Emergency responders in Idaho Falls are now equipped with opioid overdose rescue kits that can be distributed to local residents as needed, city officials heard this week.
Each kit includes two doses of naloxone — a medicine which “rapidly reverses an opioid overdose,” according to the National Institute on Drug Abuse.
Idaho Falls EMS Chief Eric Day said ambulance crews will leave a kit behind at a scene if they “identify or suspect that opioid overdose is a possibility.”
“We will ask the patient or family member if they would like (one), and that’s the extent of it,” he said during a Monday work session of the Idaho Falls City Council. “It’s just an offer for anybody at the scene of one of those overdoses. … Anybody that we can find that might be interested in accepting it, the offer is made.”
In addition to naloxone, the kits contain information about local agencies that connect people to substance abuse treatment, housing and food assistance and other community resources, Eastern Idaho Public Health Drug Overdose Prevention Program Coordinator Mallory Johnson said.
Day said Johnson’s group is working with Idaho Falls EMS to identify overdose “hot spots” in the community that might benefit from more access to the rescue kits. He noted that the kits come from the Idaho Department of Health and Welfare at no cost to the city.
“She is able to (see) where every single one of our ambulances are responding to any call that is a suspected overdose,” Day said. “She’s putting these kits (everywhere).”
Johnson said she has provided boxes of naloxone to local schools, medical facilities, counseling centers and government buildings. She also works with doctors and pharmacists, encouraging them to co-prescribe naloxone to patients receiving opioids.
“It’s just purely part of the harm reduction component … making sure (naloxone) is available so if we have a person that’s in need, that they have access to it,” Day said. “There is no reason for them not to have access to this medication.”
In the first 11 months of 2021, Idaho Falls Police officers were dispatched to 51 opioid overdose-related emergencies, including 11 fatalities.
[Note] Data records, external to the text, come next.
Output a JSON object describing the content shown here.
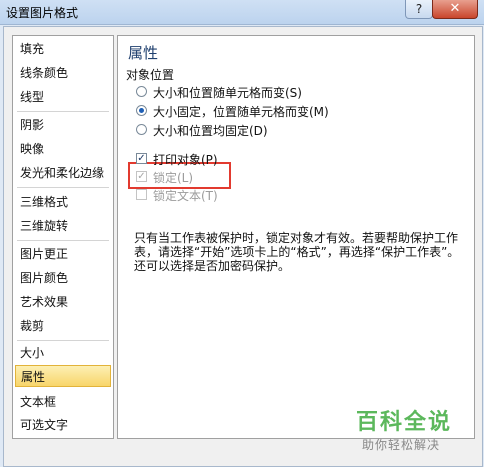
{
  "window": {
    "title": "设置图片格式",
    "help_label": "?",
    "close_label": "✕"
  },
  "nav": {
    "items": [
      {
        "label": "填充"
      },
      {
        "label": "线条颜色"
      },
      {
        "label": "线型"
      },
      {
        "label": "阴影"
      },
      {
        "label": "映像"
      },
      {
        "label": "发光和柔化边缘"
      },
      {
        "label": "三维格式"
      },
      {
        "label": "三维旋转"
      },
      {
        "label": "图片更正"
      },
      {
        "label": "图片颜色"
      },
      {
        "label": "艺术效果"
      },
      {
        "label": "裁剪"
      },
      {
        "label": "大小"
      },
      {
        "label": "属性"
      },
      {
        "label": "文本框"
      },
      {
        "label": "可选文字"
      }
    ],
    "selected": "属性"
  },
  "panel": {
    "title": "属性",
    "section": "对象位置",
    "radios": [
      {
        "label": "大小和位置随单元格而变(S)",
        "checked": false
      },
      {
        "label": "大小固定，位置随单元格而变(M)",
        "checked": true
      },
      {
        "label": "大小和位置均固定(D)",
        "checked": false
      }
    ],
    "checks": [
      {
        "label": "打印对象(P)",
        "checked": true,
        "disabled": false
      },
      {
        "label": "锁定(L)",
        "checked": true,
        "disabled": true
      },
      {
        "label": "锁定文本(T)",
        "checked": false,
        "disabled": true
      }
    ],
    "note": "只有当工作表被保护时，锁定对象才有效。若要帮助保护工作表，请选择“开始”选项卡上的“格式”，再选择“保护工作表”。还可以选择是否加密码保护。"
  },
  "watermark": {
    "main": "百科全说",
    "sub": "助你轻松解决"
  },
  "colors": {
    "highlight": "#e23a2f",
    "accent": "#1f3f6e",
    "selected_bg": "#f8d56a"
  }
}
The 11 deaths were more than double the amount of deaths in both 2019 and 2020, the Post Register reported.
Idaho Falls Mayor Rebecca Casper asked whether some residents might oppose the overdose rescue program, recalling the public response to birth control and clean needle distribution initiatives in the past.
“Is this in that same vein, which can be highly controversial in terms of social policy, or is this a little bit different … given the absolute devastation that (opioids are) wreaking on society?” Casper asked.
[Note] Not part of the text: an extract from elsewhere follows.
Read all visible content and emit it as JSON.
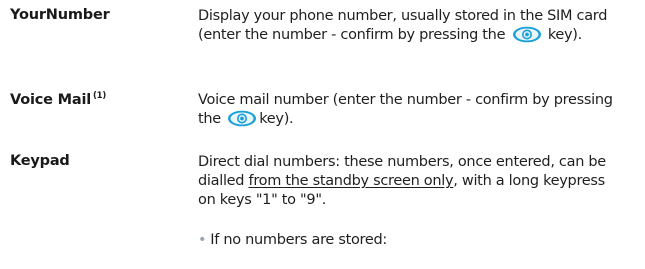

Day agreed that, “if you looked at it strictly from an illicit drug use standpoint, you might consider this to be a little edgy.” But he also pointed out that “a lot of opioid overdose is not (due to) illicit drug use.” For example, he said, a child might accidentally take a guardian’s medicine, or a patient might have a bad reaction to an initial prescribed dose.
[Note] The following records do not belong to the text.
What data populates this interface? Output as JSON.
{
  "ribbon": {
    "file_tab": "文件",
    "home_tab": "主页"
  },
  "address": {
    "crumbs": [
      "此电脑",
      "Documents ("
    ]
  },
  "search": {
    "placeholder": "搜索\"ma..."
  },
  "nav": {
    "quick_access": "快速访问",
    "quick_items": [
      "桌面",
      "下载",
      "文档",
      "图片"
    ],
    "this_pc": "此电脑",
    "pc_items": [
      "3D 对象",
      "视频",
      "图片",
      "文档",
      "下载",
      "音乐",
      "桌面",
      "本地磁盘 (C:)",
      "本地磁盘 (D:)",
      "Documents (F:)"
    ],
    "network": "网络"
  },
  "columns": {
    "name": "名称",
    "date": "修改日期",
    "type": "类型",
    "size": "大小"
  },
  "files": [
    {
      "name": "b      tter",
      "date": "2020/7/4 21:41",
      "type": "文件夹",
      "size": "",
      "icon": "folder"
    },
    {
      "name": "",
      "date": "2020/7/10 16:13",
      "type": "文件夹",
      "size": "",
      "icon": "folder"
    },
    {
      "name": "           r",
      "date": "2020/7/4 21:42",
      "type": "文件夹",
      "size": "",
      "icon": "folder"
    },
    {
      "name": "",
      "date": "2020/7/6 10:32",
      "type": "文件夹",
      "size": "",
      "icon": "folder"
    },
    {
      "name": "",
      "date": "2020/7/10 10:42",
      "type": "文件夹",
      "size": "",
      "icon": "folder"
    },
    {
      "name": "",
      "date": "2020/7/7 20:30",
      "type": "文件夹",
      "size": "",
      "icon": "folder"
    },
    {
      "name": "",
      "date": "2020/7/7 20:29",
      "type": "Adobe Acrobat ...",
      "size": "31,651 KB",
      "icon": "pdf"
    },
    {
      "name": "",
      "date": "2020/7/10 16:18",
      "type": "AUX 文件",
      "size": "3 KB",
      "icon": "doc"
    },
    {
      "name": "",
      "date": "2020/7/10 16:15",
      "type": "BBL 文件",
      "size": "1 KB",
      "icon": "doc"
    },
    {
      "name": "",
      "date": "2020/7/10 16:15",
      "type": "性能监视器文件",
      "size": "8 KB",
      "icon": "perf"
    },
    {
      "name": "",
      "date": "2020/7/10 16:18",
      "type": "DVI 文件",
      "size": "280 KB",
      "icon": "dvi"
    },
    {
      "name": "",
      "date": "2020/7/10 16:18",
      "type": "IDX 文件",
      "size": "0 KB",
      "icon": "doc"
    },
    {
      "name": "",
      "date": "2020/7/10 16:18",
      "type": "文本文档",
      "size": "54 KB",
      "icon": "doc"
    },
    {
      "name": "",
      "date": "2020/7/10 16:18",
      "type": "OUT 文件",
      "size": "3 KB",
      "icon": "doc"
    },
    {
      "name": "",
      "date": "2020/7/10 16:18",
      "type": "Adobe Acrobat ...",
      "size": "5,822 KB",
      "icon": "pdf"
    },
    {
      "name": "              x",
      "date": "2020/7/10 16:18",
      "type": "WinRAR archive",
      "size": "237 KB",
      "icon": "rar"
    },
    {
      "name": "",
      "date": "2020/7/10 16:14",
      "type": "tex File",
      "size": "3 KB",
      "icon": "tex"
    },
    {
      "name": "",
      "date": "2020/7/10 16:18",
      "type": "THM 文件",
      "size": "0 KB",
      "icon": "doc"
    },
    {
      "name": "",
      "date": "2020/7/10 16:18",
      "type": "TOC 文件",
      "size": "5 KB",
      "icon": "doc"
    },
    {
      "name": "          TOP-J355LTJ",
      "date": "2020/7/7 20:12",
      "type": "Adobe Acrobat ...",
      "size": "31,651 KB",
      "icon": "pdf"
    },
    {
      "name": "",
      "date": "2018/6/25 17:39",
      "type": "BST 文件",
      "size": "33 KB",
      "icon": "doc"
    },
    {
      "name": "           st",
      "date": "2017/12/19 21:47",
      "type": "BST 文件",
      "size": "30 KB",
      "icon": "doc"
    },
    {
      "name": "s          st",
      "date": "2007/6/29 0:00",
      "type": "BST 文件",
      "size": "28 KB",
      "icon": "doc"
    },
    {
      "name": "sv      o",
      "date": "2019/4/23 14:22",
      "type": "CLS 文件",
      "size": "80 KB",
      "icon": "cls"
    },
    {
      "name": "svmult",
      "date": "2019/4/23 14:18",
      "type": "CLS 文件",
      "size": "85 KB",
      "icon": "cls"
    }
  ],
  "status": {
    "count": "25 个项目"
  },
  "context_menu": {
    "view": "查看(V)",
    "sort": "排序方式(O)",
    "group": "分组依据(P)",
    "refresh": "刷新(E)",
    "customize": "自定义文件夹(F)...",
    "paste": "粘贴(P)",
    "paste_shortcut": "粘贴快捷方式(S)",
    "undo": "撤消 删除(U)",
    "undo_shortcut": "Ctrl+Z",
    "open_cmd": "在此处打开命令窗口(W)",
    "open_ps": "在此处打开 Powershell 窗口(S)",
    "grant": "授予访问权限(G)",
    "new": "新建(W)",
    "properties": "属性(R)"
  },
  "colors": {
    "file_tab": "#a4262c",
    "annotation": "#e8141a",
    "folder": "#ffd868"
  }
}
Regardless, Day said “if anybody has access to an opioid, then this kit should be available to them — whether it’s an illegal drug use or an accidental overdose.”
“(It’s for) anybody that wants this in their house,” he said.
Because opioid addiction has affected “almost every demographic,” Idaho Falls City Councilman John Radford guessed that “there are many people that are confronting this, that know people in their family are struggling with this and would like to have this on hand.”
“I think everyone’s family, in some way, shape or form, has been hit by the opioid crisis,” Idaho Falls City Councilwoman Michelle Ziel-Dingman said, echoing Radford’s comments and thanking Day and Johnson for their work. “I’m really grateful this is a proactive approach. The more resources the better. There is no doubt that (naloxone) is a drug that saves lives, period.”